Granger was fed up with the glut of political flyers in his mailbox and inboxes. Tossing on his desk the garishly colored hit piece in yoga pants by a former state senator, he swung around and gazed unfocused out the window at a grayish, cotton-streaked sky with bruise-blue accents. Chuffing through his nose, he thought, “Even the sky’s puzzled by it all.”
Bemused, he reached for his “Coffee Made Me Do It” mug. Just before he got it to his mouth, he noticed the “fun-size” Butterfinger laying on his desk; it had been hidden by the big black mug. Glancing over at the glass bowl full of assorted Halloween-sized candy, he saw many other bars identical to the one huddled behind his coffee. You won’t get away from me-e-e . . .
Amused at the desire-borne moisture in his mouth, he glommed onto the familiar yellow-orange-gold wrapper. Granger actually licked his lips as he tore the wrapper lengthwise.
Opening the wrapper, he grimaced in disgust. Really? Instead of the neat, compact one-by-two-inch chocolate-covered nougat he expected to find, a sharded mess of odd-shaped pieces had fallen onto his black crew-neck tee and khaki pants.
Irritated, he started to grouse about something more to clean up when he suddenly got quiet.
I know people like that, he reasoned. Brightly packaged, looking like others in The Bowl, like they’ve got it all together–until the wrapper comes off. Unwrapped, they’re a ragged, jagged collection of misshapen pieces just waiting to fall all over the place.
Yeah, I know people like that. I’ve been like that.
As these thoughts jostled each other in his mind, he glanced again at the phrase off the discarded voting flyer: “Truth In Advertising”.
Granger’s eyes blurred and his voice thickened as he spoke aloud, a habit of those who spend most of their time alone. “Oh, yeah. Many’s the time that, had my wrapper torn, all my hidden insecurities, my personal misgivings, self-doubt, all those questions about myself would be laying all over in a huge, untidy mess just like–” here he made a rueful face as he surveyed the slightly-sticky, sweet mess he’d dumped on his clothes– “my ill-fated little candy bar buddy, may it rest in pieces.”
Later, wearing a comfortable black-and-red shirt with the sleeves rolled half up and a soft pair of old jeans, he stood with mug in left hand and coffee carafe in right, thinking about the recent experience. Shaking his head as if to wake up, Granger poured a fresh, fragrant cup of Community Golden Caramel, returned to his desk chair and sat pondering.
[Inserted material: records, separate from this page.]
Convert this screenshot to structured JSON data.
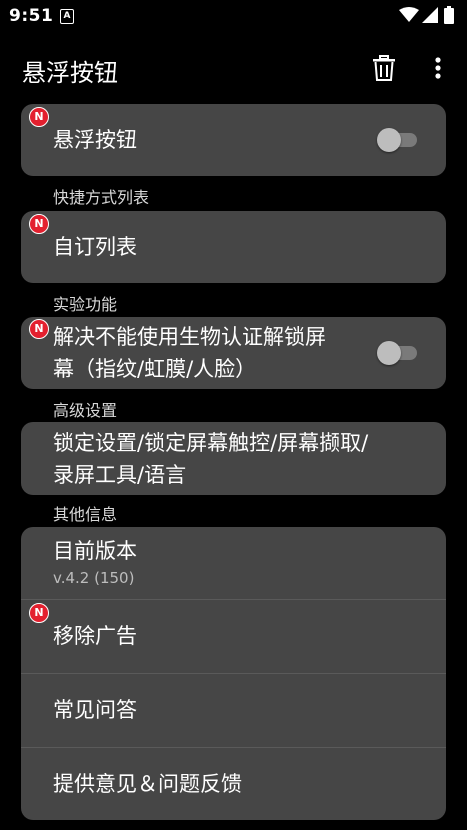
{
  "status_bar": {
    "time": "9:51",
    "notification_glyph": "A",
    "icons": [
      "wifi-icon",
      "signal-icon",
      "battery-icon"
    ]
  },
  "app_bar": {
    "title": "悬浮按钮",
    "actions": [
      "trash-icon",
      "more-vert-icon"
    ]
  },
  "badge_text": "N",
  "colors": {
    "background": "#000000",
    "card": "#464646",
    "badge": "#e3202f",
    "section_header": "#d8d8d8",
    "toggle_track": "#7a7a7a",
    "toggle_thumb": "#bdbdbd"
  },
  "floating_button_card": {
    "label": "悬浮按钮",
    "toggle_on": false,
    "has_badge": true
  },
  "shortcut_section": {
    "header": "快捷方式列表",
    "item_label": "自订列表",
    "has_badge": true
  },
  "experimental_section": {
    "header": "实验功能",
    "item_label_line1": "解决不能使用生物认证解锁屏",
    "item_label_line2": "幕（指纹/虹膜/人脸）",
    "toggle_on": false,
    "has_badge": true
  },
  "advanced_section": {
    "header": "高级设置",
    "item_label_line1": "锁定设置/锁定屏幕触控/屏幕撷取/",
    "item_label_line2": "录屏工具/语言"
  },
  "other_section": {
    "header": "其他信息",
    "version_label": "目前版本",
    "version_value": "v.4.2 (150)",
    "remove_ads_label": "移除广告",
    "faq_label": "常见问答",
    "feedback_label": "提供意见＆问题反馈"
  }
}
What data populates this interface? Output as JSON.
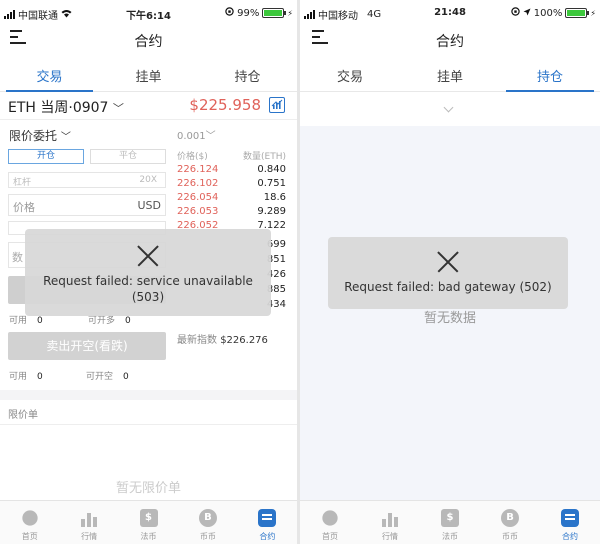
{
  "left": {
    "status": {
      "carrier": "中国联通",
      "time": "下午6:14",
      "battery": "99%",
      "battery_level": 0.99
    },
    "nav_title": "合约",
    "tabs": [
      "交易",
      "挂单",
      "持仓"
    ],
    "contract": {
      "name": "ETH 当周·0907",
      "price": "$225.958"
    },
    "form": {
      "order_type": "限价委托",
      "open_label": "开仓",
      "close_label": "平仓",
      "leverage_label": "杠杆",
      "leverage_value": "20X",
      "price_placeholder": "价格",
      "price_unit": "USD",
      "qty_prefix": "数",
      "avail_label": "可用",
      "avail_value": "0",
      "can_long_label": "可开多",
      "can_long_value": "0",
      "sell_label": "卖出开空(看跌)",
      "avail2_label": "可用",
      "avail2_value": "0",
      "can_short_label": "可开空",
      "can_short_value": "0"
    },
    "orderbook": {
      "depth": "0.001",
      "header_price": "价格($)",
      "header_qty": "数量(ETH)",
      "asks": [
        {
          "price": "226.124",
          "qty": "0.840"
        },
        {
          "price": "226.102",
          "qty": "0.751"
        },
        {
          "price": "226.054",
          "qty": "18.6"
        },
        {
          "price": "226.053",
          "qty": "9.289"
        },
        {
          "price": "226.052",
          "qty": "7.122"
        }
      ],
      "hidden_qty": [
        "699",
        "851",
        "426",
        "885",
        "434"
      ],
      "index_label": "最新指数",
      "index_value": "$226.276"
    },
    "limit_section_title": "限价单",
    "limit_empty": "暂无限价单",
    "toast": {
      "message": "Request failed: service unavailable (503)"
    }
  },
  "right": {
    "status": {
      "carrier": "中国移动",
      "network": "4G",
      "time": "21:48",
      "battery": "100%",
      "battery_level": 1.0
    },
    "nav_title": "合约",
    "tabs": [
      "交易",
      "挂单",
      "持仓"
    ],
    "empty": "暂无数据",
    "toast": {
      "message": "Request failed: bad gateway (502)"
    }
  },
  "tabbar": [
    "首页",
    "行情",
    "法币",
    "币币",
    "合约"
  ],
  "tabbar_icons": {
    "money": "$",
    "coin": "B"
  },
  "colors": {
    "accent": "#2a74c9",
    "ask": "#e0625a"
  }
}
Is it wrong to present a public appearance that’s attractive, appropriate to one’s task? Does that not reflect good self-image and -respect?
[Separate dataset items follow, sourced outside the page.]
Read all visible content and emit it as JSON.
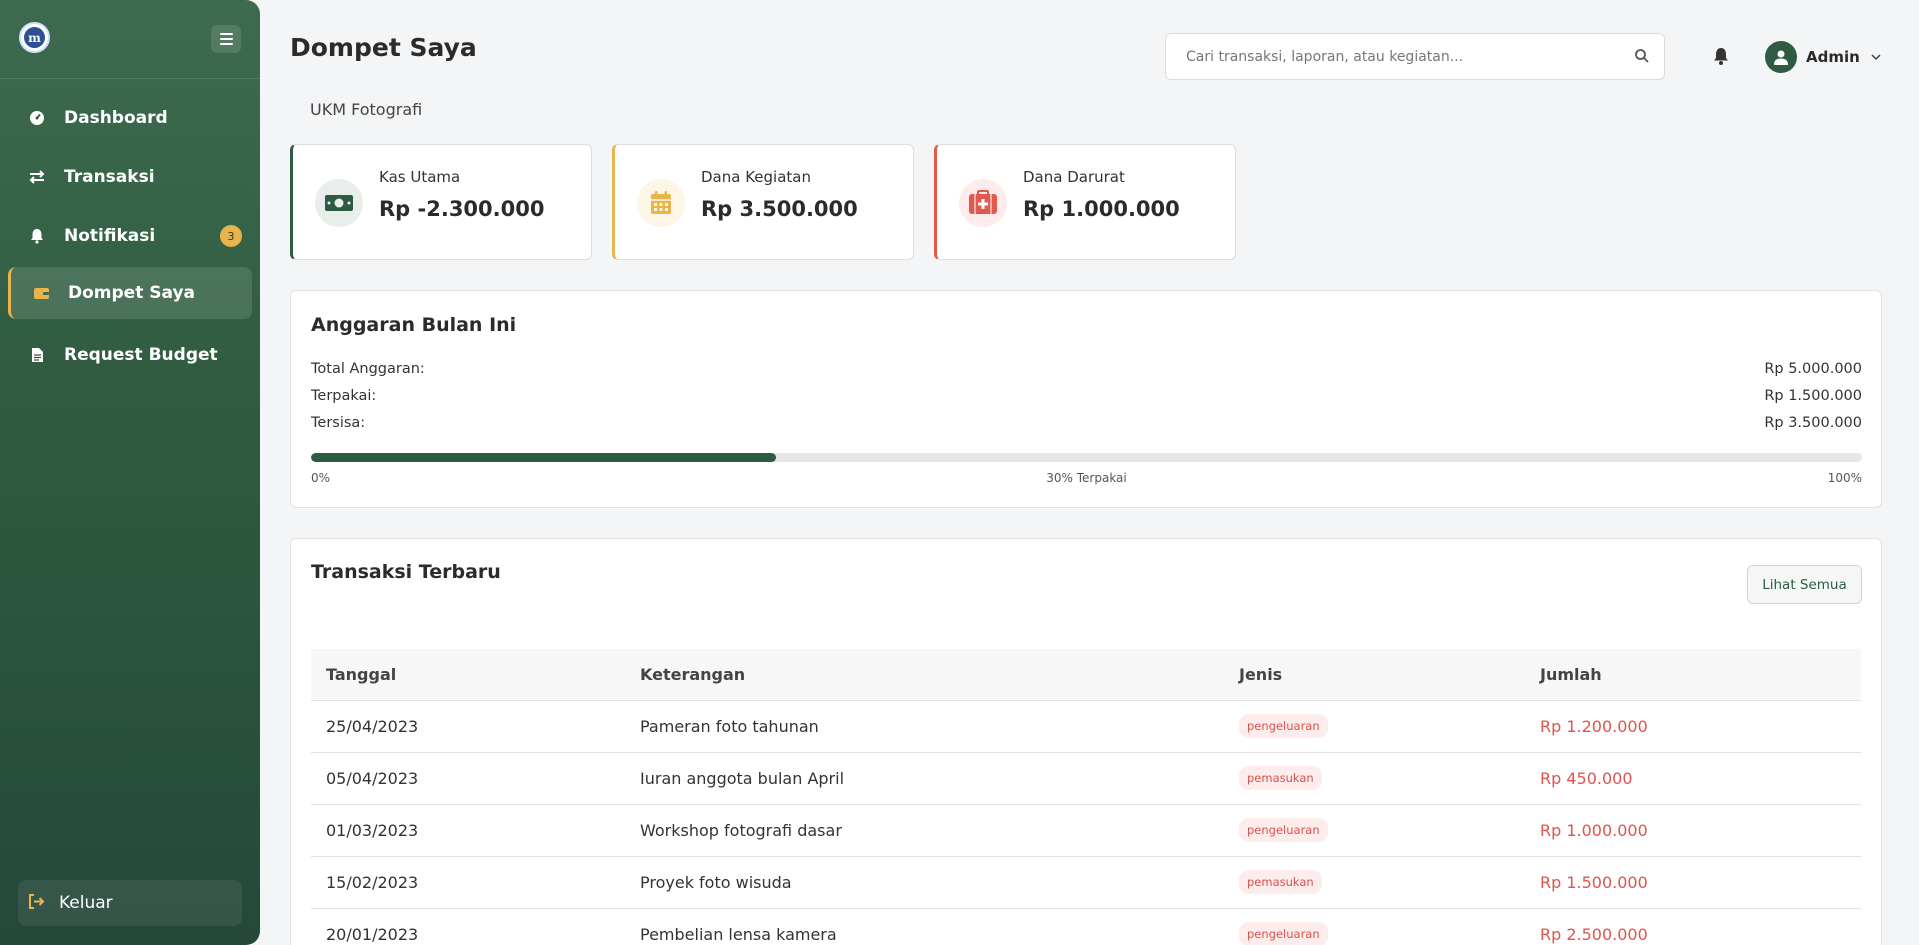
{
  "sidebar": {
    "logo_text": "m",
    "items": [
      {
        "label": "Dashboard",
        "icon": "dashboard-icon"
      },
      {
        "label": "Transaksi",
        "icon": "exchange-icon"
      },
      {
        "label": "Notifikasi",
        "icon": "bell-icon",
        "badge": "3"
      },
      {
        "label": "Dompet Saya",
        "icon": "wallet-icon",
        "active": true
      },
      {
        "label": "Request Budget",
        "icon": "document-icon"
      }
    ],
    "logout_label": "Keluar"
  },
  "header": {
    "title": "Dompet Saya",
    "search_placeholder": "Cari transaksi, laporan, atau kegiatan...",
    "user_name": "Admin"
  },
  "org_name": "UKM Fotografi",
  "wallets": [
    {
      "label": "Kas Utama",
      "value": "Rp -2.300.000",
      "color": "#2e5c42",
      "icon": "money-icon"
    },
    {
      "label": "Dana Kegiatan",
      "value": "Rp 3.500.000",
      "color": "#e8b54d",
      "icon": "calendar-icon"
    },
    {
      "label": "Dana Darurat",
      "value": "Rp 1.000.000",
      "color": "#e05a4f",
      "icon": "first-aid-icon"
    }
  ],
  "budget": {
    "title": "Anggaran Bulan Ini",
    "rows": [
      {
        "label": "Total Anggaran:",
        "value": "Rp 5.000.000"
      },
      {
        "label": "Terpakai:",
        "value": "Rp 1.500.000"
      },
      {
        "label": "Tersisa:",
        "value": "Rp 3.500.000"
      }
    ],
    "progress_fraction": 0.3,
    "progress_min": "0%",
    "progress_mid": "30% Terpakai",
    "progress_max": "100%"
  },
  "transactions": {
    "title": "Transaksi Terbaru",
    "view_all": "Lihat Semua",
    "columns": [
      "Tanggal",
      "Keterangan",
      "Jenis",
      "Jumlah"
    ],
    "rows": [
      {
        "date": "25/04/2023",
        "desc": "Pameran foto tahunan",
        "type": "pengeluaran",
        "amount": "Rp 1.200.000"
      },
      {
        "date": "05/04/2023",
        "desc": "Iuran anggota bulan April",
        "type": "pemasukan",
        "amount": "Rp 450.000"
      },
      {
        "date": "01/03/2023",
        "desc": "Workshop fotografi dasar",
        "type": "pengeluaran",
        "amount": "Rp 1.000.000"
      },
      {
        "date": "15/02/2023",
        "desc": "Proyek foto wisuda",
        "type": "pemasukan",
        "amount": "Rp 1.500.000"
      },
      {
        "date": "20/01/2023",
        "desc": "Pembelian lensa kamera",
        "type": "pengeluaran",
        "amount": "Rp 2.500.000"
      }
    ]
  },
  "colors": {
    "primary": "#2e5c42",
    "accent": "#e8b54d",
    "danger": "#e05a4f"
  }
}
Is it deceptive to present an outward persona that’s positive and uplifting, even when one’s interior landscape more resembles a barren wasteland? As a Christ-follower, isn’t being winsome and attractive kind of necessary?
Sipping thoughtfully at the semi-sweet, smooth coffee, he answered his own question.
Deception is willful. Wearing a mask is intended to hide, to frustrate and conceal. If those are the reasons for the wrapper, then the advertising is dishonest and disingenuous.
If one’s desire is to be a consistent positive, encouraging and Christlike witness to one’s own world, then God can be trusted to know how to tenderly deal with the internal brokenness. To fit the nonfitting. To create beauty and symmetry just as perfectly as He did at The Original Event.
Rising to refill his mug, Granger thoughtfully nabbed another of the sweet, chocolaty morsels from the Halloween bowl. Grinning as he softly checked that this one was whole, he admitted to himself, I don’t have this here “for the kids” since none ever come up here. I have this here for me. And I’m lovin’ it!